Club meeting — Chinese Tea

On August 25, our Club conducted our regular meeting on Zoom, due to tropical storm Ma-On. The Zoom meeting was well attended. Our speaker of the day was Miss Tsai-yueh Chen (陳采⽉⼩姐), who was introduced to us by Rotarian Fei.

Originally from Taiwan, Miss Chen is engaged in cultural arts education, focusing on promotion of tea culture and lifestyle. She lectured in many higher education institutions in Hong Kong and established a non-profit organization, 《茶味⼩集》, using tea as a central theme to offer lifestyle programs, lectures, cultural exchange, and an education platform
for those who want to learn how to appreciate tea. You can find more information about《茶味⼩集》here. Miss Chen began by asking club members a few questions. Do you appreciate tea drinking? Do you demand certain qualities in your tea selections? How often do you encounter tea in your daily lives? Do you invest in teas? By asking simple questions, Miss Chen demonstrated the large scope of tea as a speaking topic.
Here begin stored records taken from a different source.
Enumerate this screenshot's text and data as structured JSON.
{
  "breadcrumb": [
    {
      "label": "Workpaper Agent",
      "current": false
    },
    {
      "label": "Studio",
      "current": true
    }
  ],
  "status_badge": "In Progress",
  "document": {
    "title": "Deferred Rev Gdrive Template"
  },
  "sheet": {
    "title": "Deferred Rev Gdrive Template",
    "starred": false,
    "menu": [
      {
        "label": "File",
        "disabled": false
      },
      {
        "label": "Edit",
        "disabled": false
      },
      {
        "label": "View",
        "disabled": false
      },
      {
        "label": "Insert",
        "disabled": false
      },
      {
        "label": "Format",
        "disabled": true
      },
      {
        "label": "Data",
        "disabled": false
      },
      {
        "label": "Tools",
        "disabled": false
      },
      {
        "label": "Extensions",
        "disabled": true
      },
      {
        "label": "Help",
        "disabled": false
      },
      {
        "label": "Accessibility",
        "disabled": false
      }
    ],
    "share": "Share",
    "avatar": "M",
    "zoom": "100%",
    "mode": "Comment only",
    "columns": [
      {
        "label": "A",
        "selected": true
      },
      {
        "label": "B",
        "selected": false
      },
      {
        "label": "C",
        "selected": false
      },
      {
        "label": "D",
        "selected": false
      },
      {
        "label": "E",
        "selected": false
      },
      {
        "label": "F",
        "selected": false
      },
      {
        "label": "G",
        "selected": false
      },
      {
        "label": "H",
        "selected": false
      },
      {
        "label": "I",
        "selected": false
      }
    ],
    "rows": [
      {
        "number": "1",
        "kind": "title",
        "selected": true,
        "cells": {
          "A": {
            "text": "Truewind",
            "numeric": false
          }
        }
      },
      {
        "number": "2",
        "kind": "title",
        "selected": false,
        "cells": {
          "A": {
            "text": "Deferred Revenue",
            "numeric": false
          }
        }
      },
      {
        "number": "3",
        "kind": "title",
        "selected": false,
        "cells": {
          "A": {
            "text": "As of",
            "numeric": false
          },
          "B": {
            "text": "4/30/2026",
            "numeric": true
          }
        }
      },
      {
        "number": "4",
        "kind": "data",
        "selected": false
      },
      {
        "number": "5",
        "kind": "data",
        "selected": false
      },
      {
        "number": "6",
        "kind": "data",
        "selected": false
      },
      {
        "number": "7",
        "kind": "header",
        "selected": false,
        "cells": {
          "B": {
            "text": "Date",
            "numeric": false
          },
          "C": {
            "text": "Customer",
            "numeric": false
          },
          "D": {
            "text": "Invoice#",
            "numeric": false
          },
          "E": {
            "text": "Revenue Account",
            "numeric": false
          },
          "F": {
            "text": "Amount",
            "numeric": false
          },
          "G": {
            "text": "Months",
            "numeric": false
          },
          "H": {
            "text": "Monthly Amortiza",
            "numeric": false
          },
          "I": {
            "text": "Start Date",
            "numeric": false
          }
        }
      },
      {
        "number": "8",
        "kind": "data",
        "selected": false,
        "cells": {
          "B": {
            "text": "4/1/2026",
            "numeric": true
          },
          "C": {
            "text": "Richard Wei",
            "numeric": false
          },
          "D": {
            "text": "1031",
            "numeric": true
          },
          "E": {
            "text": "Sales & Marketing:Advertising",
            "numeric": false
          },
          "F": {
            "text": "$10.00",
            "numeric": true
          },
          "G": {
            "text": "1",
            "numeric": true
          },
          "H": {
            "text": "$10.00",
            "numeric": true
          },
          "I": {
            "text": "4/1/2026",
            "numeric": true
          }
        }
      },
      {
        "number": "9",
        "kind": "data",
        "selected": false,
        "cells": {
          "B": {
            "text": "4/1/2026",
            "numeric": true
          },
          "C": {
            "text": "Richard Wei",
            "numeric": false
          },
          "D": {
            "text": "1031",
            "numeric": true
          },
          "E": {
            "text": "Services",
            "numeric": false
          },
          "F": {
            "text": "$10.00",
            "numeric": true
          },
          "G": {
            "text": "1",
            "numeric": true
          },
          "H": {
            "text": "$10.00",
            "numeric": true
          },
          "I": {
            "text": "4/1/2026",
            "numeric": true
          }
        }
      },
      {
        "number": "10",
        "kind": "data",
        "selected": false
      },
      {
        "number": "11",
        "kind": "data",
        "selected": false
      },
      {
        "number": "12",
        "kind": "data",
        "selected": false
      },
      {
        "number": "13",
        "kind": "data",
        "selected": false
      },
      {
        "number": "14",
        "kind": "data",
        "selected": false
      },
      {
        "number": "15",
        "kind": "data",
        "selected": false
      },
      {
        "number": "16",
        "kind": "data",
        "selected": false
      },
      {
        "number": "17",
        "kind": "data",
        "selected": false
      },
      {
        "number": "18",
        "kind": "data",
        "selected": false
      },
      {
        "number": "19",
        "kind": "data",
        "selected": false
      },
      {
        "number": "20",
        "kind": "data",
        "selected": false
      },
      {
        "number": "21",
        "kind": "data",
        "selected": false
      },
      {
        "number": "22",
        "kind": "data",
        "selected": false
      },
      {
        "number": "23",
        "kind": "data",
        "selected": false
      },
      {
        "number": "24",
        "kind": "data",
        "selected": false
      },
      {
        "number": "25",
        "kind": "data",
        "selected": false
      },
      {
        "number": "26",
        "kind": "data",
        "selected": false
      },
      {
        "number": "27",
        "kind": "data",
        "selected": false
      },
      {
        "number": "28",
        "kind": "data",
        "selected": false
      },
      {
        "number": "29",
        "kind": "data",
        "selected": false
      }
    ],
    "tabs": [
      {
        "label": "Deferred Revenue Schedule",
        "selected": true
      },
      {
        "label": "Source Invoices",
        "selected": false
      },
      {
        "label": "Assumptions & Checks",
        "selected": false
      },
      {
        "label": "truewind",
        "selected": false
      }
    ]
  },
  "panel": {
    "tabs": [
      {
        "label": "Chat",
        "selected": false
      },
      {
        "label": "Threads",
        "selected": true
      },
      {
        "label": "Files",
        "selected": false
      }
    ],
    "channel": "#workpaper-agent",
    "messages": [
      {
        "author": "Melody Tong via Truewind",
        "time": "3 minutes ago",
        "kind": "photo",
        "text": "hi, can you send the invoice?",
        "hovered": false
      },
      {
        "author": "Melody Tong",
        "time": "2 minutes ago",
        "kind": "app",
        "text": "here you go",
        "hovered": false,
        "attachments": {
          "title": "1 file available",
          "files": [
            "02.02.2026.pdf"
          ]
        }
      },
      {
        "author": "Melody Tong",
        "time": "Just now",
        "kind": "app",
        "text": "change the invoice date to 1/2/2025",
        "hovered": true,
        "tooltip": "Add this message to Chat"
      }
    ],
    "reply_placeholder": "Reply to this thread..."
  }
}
In this talk, Miss Chen focused on the origins of tea in Hong Kong 《香江茶「道」》. The tea trade is driven by the market economy, labor needs and is historically tied to colonialism. Hong Kong’s position as a key tea trading hub can be traced through its history. China appeared on the world stage in 1793. Great Britain and other European nations, desiring silk, tea and porcelain, wanted to trade with Imperial China. Wanting nothing in exchange, the Qianlong Court nevertheless permitted trade of these goods through 13 foreign ‘co-hongs’ 「公⾏」「⼗三⾏」 (or 13 Merchants Guilds ) to be established in the port of Canton. These state-designated merchants are also called compradors or 「買辦」. The tea trade flourished and a trade imbalance heavily in favor of China quickly followed. Tea stalls called 「⼀ 厘館」were established in Guangzhou around the port area and the wet markets to serve manual laborers. These are also referred to as 「⼆厘館」in reference to the price of the set meal including tea that customers can purchase like today’s “fast food”. In the Guangxu period, 「茶居」or small tea houses (like today’s Starbucks) were popular in Guangzhou which served to promote Lingnan culture and lifestyle. The better-run tea houses upgraded to「茶樓」, multi-story restaurants. These large restaurants were popular towards the late Qing/early Republican period. The first Opium War was fought as the trade imbalance reversed to favor Great Britain. In 1842, the Treaty of Nanking ended the war and established four additional trade ports including Fuzhou, Xiamen, Ningpo and
Shanghai. The Treaty also ceded Hong Kong to the British Crown. This was the beginning of the tea trade in Hong Kong.

Britain saw the deep sea port of Hong Kong as critical to free trade in the area. Hong Kong’s population originally relied on fishing, pearl farming and salt production for income, but the coastal area eventually became an important free port involved in trade with the British Empire. After the 1911 Chinese Revolution, Hong Kong became a political refuge for many Chinese exiles. Immigration powered the economic rise of Hong Kong. In this time, Hakka immigrants brought tea farming to Hong Kong. The first teahouse in Hong Kong was established in the end of the 19th century. Tea drinking and Lingnan culture also transferred from Canton to Hong Kong. Miss Chen characterized the 20th century tea trade in Hong Kong as big business or「⼤茶飯」. Despite political instability in China, it was still the largest tea exporter in the world and Hong Kong was positioned as the agent of all the trading activity. The 2nd World War drove even more Chinese exiles to Hong Kong which supported its industries. By 1997, when Hong Kong was due to handover back to China, a wave of immigration impacted the tea trade. Many Hong Kong tea merchants, wanting to move abroad, divested large volumes of tea stock. According to Miss Chen, this was when Taiwan (one of the 4 Asian Tigers at the time) became a major player in the tea trade. A large volume of stock, especially Pu’er, went to Taiwan buyers. In the years that followed, Taiwan promoted tea arts and culture that heavily influence today’s tea drinking culture (especially the Gongfu tea ceremony). Taiwan also developed the vintage tea market which gave rise to today’s tea investment market. In particular
Mr. Deng Shihai 鄧時海 from Taiwan became an important figure in the trade and is considered the King of Pu’er. Miss Chen’s 40-minutes talk was too brief for the topic. To learn more, Miss Chen recommended a book to our club members: Tea War A History of Capitalism in China and India.

Immediate Past President Sam contributed to the reporting above.